Published: 2022-01-07 19:29
Last Updated: 2022-01-23 16:05
Staff and students went to work and study Friday for the first time in the history of the UAE, after officially changing the weekend in the wealthy Gulf country to Saturday and Sunday.
The private sector is divided on the decision, and some companies have kept the traditional Friday/Saturday weekend.
The UAE has become the only Gulf country that does not adopt Saturday and Friday -- when residents flock to mosques to perform weekly prayers -- as two full days off.
The UAE used to adopt the weekend from Thursday to Friday until 2006 when it moved to Friday and Saturday in its public and private sectors alike.
Friday mosques seemed crowded with worshipers who came to perform Friday prayers, before many of them returned to work.

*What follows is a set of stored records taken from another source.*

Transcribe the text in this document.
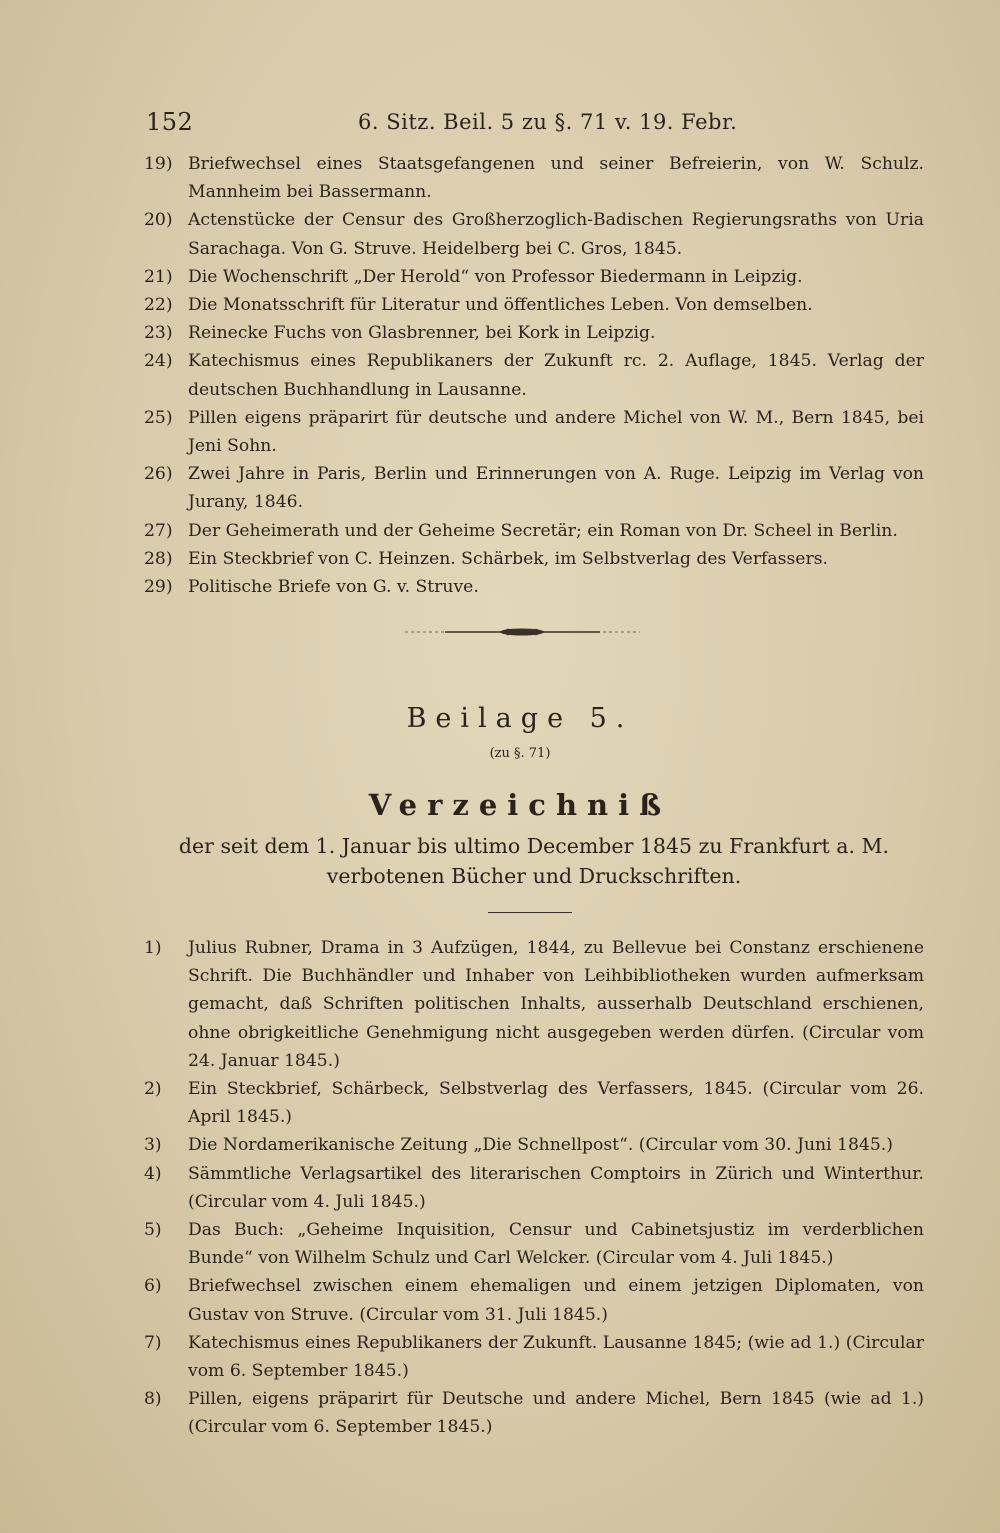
152	6. Sitz. Beil. 5 zu §. 71 v. 19. Febr.
19) Briefwechsel eines Staatsgefangenen und seiner Befreierin, von W. Schulz. Mannheim bei Bassermann.
20) Actenstücke der Censur des Großherzoglich-Badischen Regierungsraths von Uria Sarachaga. Von G. Struve. Heidelberg bei C. Gros, 1845.
21) Die Wochenschrift „Der Herold“ von Professor Biedermann in Leipzig.
22) Die Monatsschrift für Literatur und öffentliches Leben. Von demselben.
23) Reinecke Fuchs von Glasbrenner, bei Kork in Leipzig.
24) Katechismus eines Republikaners der Zukunft rc. 2. Auflage, 1845. Verlag der deutschen Buchhandlung in Lausanne.
25) Pillen eigens präparirt für deutsche und andere Michel von W. M., Bern 1845, bei Jeni Sohn.
26) Zwei Jahre in Paris, Berlin und Erinnerungen von A. Ruge. Leipzig im Verlag von Jurany, 1846.
27) Der Geheimerath und der Geheime Secretär; ein Roman von Dr. Scheel in Berlin.
28) Ein Steckbrief von C. Heinzen. Schärbek, im Selbstverlag des Verfassers.
29) Politische Briefe von G. v. Struve.
Beilage 5.
(zu §. 71)
Verzeichniß
der seit dem 1. Januar bis ultimo December 1845 zu Frankfurt a. M. verbotenen Bücher und Druckschriften.
1)	Julius Rubner, Drama in 3 Aufzügen, 1844, zu Bellevue bei Constanz erschienene Schrift. Die Buchhändler und Inhaber von Leihbibliotheken wurden aufmerksam gemacht, daß Schriften politischen Inhalts, ausserhalb Deutschland erschienen, ohne obrigkeitliche Genehmigung nicht ausgegeben werden dürfen. (Circular vom 24. Januar 1845.)
2)	Ein Steckbrief, Schärbeck, Selbstverlag des Verfassers, 1845. (Circular vom 26. April 1845.)
3)	Die Nordamerikanische Zeitung „Die Schnellpost“. (Circular vom 30. Juni 1845.)
4)	Sämmtliche Verlagsartikel des literarischen Comptoirs in Zürich und Winterthur. (Circular vom 4. Juli 1845.)
5)	Das Buch: „Geheime Inquisition, Censur und Cabinetsjustiz im verderblichen Bunde“ von Wilhelm Schulz und Carl Welcker. (Circular vom 4. Juli 1845.)
6)	Briefwechsel zwischen einem ehemaligen und einem jetzigen Diplomaten, von Gustav von Struve. (Circular vom 31. Juli 1845.)
7)	Katechismus eines Republikaners der Zukunft. Lausanne 1845; (wie ad 1.) (Circular vom 6. September 1845.)
8)	Pillen, eigens präparirt für Deutsche und andere Michel, Bern 1845 (wie ad 1.) (Circular vom 6. September 1845.)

"I would have preferred to take (Friday) as a day off," British Rachel King, 22, who works in the hospitality sector and has lived in Dubai for six months, told AFP.
"That's what we know and love. Vacation is on Friday, going to certain places and doing different activities. But now we're going to do it on Saturday," she added.
The UAE government announced in December that it would reduce the official work week to four and a half days, so that the work of employees in government agencies ends at noon on Friday.
Under the new schedule, Friday prayers will be held in the country's mosques after 13.15 pm local time (0915 GMT) throughout the year.
Consulting company "Mercer" conducted a survey of 195 business establishments, and only 23 percent of them said that they would reduce working days to four and a half days, while more than half said that they would adopt the new weekend system.
"Fortunately, I will have the same vacation days with my children, but it is different with my husband," said Fati, who works for an international distribution company and did not want to reveal her full name.
She noted that her husband works for a multinational company, "it hasn't changed its work schedule yet. I hope they do it quickly or it will ruin our family life."
- Strange feeling"-
Economists believe that this shift is strategic because it makes business in the UAE consistent with global practices, and confirms its position as an important headquarters for foreign companies.
The decision came at a time of intense regional competition, particularly with Saudi Arabia, which trying to push its capital, Riyadh, to transform into an international center similar to Dubai.
In turn, the Emirate of Sharjah decided to reduce the official working week to four days and declare three days as a weekend.
The Mercer survey found that nearly a third of companies are concerned about the contrast with other countries in the region on weekends.
Rana, who works in an event organizing company, notes that some teams will have to work on Sunday, explaining, "We work a lot with Egypt and Saudi Arabia."